We had good coaches, sponsors, and a wonderful music teacher that inspired me to pursue my music degree. Schoolmates and I lobbied for and eventually got to see and play on the school’s first girls’ basketball team. (They have come a LONG way since then.) We had a marching band and flag corp that actually placed in parades. If a sports team or the band did well at a competition or event, we were met with a police escort as we neared the school. We felt supported by our community. At ballgames, if it was a sport you didn’t play, you cheered on the Rockets and hung out with friends. We were not glued to cell phones. Granted, I couldn’t get by with anything too “horrendous” though because my dad was the principal…news did travel quick in a small school. Even if you were just making a mess by helping friends at your lunch table “operate” on green beans.
I thank God that many of us from my class stay in touch with each other. Part of me is sad that my kids did not have the full opportunity for the experiences that I had at Selmaville.
Eventually, we met my family at Pizza Man, another one of the places Salem people often crave when they move out of town. It was our opportunity to celebrate Mother’s Day and a couple birthdays together. Of course, the Family Pleaser with the famous French dressing (seriously, people buy it in containers to take home…) and Little Egypt Special was wonderful. (I also love the Salem Special, but not everyone likes olives and jalapeños…)
After dinner, it was still a bit rainy, but I wanted to show my faithful interns the Dairy Mart, a seasonal favorite that has been in Salem as long as I can remember.

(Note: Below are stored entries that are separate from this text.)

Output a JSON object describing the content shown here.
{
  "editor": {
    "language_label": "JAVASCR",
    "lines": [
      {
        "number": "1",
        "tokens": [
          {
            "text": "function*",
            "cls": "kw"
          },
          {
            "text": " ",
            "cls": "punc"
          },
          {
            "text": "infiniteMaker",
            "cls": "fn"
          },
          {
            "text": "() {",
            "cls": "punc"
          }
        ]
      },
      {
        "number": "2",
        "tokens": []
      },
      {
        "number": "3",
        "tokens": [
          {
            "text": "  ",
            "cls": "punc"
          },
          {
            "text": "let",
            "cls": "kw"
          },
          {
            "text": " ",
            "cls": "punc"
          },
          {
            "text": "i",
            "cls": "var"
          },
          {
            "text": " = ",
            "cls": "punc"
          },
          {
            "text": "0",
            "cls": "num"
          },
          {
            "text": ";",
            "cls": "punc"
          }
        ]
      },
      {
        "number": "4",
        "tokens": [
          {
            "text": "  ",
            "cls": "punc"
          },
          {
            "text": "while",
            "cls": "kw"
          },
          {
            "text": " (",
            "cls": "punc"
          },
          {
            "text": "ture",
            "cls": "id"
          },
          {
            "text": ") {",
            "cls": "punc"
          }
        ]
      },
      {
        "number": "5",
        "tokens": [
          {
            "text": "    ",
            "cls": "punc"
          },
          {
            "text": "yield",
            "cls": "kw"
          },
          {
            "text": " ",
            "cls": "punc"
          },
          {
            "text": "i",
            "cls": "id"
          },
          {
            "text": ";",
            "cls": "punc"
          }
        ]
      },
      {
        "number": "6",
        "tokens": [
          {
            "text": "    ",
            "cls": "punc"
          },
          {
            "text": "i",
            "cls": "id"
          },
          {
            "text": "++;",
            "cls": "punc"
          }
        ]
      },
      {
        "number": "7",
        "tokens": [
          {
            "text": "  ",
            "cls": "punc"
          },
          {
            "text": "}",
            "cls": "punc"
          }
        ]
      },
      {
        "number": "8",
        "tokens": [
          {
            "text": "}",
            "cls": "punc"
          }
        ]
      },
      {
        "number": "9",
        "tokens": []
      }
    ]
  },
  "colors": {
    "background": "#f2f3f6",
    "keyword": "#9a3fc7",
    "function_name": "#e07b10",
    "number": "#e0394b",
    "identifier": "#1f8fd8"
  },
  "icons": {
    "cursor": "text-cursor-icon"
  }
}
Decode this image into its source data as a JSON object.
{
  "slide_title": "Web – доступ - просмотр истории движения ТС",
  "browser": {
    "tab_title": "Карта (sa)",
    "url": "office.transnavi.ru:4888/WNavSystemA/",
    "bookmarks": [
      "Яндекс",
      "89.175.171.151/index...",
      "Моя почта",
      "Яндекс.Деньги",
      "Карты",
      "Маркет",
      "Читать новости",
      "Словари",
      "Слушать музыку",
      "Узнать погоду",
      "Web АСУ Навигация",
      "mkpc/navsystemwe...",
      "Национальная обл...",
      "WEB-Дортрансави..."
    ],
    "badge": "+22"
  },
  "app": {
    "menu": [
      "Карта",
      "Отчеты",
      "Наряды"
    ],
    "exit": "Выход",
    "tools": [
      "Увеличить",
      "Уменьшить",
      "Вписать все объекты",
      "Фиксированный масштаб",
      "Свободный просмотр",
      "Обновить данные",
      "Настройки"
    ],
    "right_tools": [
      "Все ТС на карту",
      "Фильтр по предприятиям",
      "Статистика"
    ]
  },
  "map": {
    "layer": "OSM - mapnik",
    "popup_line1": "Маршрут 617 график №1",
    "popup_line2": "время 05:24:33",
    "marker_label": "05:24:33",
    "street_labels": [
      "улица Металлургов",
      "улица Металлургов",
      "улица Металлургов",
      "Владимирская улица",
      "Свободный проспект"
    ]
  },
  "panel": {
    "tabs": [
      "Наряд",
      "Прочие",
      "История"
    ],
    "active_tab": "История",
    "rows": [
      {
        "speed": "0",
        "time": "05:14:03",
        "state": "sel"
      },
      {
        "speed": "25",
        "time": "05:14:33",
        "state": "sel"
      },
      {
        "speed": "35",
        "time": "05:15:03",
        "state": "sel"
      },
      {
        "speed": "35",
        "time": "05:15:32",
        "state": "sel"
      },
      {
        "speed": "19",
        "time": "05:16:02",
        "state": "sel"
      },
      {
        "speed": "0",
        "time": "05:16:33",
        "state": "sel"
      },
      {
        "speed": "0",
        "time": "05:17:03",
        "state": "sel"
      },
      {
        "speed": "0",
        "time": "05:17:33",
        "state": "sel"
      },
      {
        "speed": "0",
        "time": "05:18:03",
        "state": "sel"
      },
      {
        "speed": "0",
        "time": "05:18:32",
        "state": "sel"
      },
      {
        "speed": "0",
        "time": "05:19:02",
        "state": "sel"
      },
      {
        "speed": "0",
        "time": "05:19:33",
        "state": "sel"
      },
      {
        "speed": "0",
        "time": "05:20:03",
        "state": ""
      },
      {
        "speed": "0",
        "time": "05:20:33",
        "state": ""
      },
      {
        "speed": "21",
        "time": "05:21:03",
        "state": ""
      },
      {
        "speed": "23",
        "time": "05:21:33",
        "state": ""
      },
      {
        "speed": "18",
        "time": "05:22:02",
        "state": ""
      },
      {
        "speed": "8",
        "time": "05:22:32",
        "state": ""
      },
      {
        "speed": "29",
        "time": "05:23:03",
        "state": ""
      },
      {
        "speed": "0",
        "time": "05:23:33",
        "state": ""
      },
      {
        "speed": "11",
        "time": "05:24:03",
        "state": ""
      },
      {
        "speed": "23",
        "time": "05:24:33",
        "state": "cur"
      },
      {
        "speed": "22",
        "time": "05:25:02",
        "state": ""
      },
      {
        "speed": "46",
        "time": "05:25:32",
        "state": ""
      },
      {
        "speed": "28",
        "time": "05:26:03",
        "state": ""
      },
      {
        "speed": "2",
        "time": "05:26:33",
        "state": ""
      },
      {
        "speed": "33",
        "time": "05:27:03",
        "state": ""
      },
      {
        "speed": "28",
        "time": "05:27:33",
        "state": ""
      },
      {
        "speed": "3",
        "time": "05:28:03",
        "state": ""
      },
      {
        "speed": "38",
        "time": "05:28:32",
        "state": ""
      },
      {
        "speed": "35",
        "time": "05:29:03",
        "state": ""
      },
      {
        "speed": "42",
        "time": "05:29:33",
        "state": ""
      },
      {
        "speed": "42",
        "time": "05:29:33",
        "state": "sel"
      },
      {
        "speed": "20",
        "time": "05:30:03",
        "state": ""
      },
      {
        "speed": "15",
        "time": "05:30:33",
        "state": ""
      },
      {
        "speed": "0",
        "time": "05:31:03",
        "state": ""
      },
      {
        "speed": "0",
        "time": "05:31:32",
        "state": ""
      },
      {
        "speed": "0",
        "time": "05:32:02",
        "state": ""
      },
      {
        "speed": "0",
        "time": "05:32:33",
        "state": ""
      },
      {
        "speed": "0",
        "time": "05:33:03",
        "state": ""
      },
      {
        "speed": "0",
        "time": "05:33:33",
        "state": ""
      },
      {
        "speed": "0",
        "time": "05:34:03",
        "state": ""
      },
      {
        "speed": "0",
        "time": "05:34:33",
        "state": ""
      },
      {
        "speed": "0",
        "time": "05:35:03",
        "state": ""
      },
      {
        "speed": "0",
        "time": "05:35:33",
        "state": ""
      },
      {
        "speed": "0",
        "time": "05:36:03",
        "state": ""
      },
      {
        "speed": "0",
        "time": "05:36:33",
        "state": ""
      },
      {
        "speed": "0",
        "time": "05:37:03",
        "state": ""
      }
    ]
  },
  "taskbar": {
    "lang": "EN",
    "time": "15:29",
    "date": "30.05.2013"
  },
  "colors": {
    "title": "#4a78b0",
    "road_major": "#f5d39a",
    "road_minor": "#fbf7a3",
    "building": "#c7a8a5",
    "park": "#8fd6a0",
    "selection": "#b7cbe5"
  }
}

As a kid, my brother and I couldnt tolerate cow’s milk, but we were able to get slushies. My childhood favorite was the Grasshopper Slushie. No insects were harmed in the making of the minty ice drink, but it was grasshopper green. I dont think it has been on the menu for at least one decade though. Initially, I planned to just drive by and snap a few photos since we had just stuffed ourselves at Pizza Man. Then I saw the drive thru… I decided that since I would not have to get out of the car again, I shouldn’t pass the opportunity for one of their iconic lemon soft serve icecream cones…It was the perfect, sweet way to top off a visit to my hometown.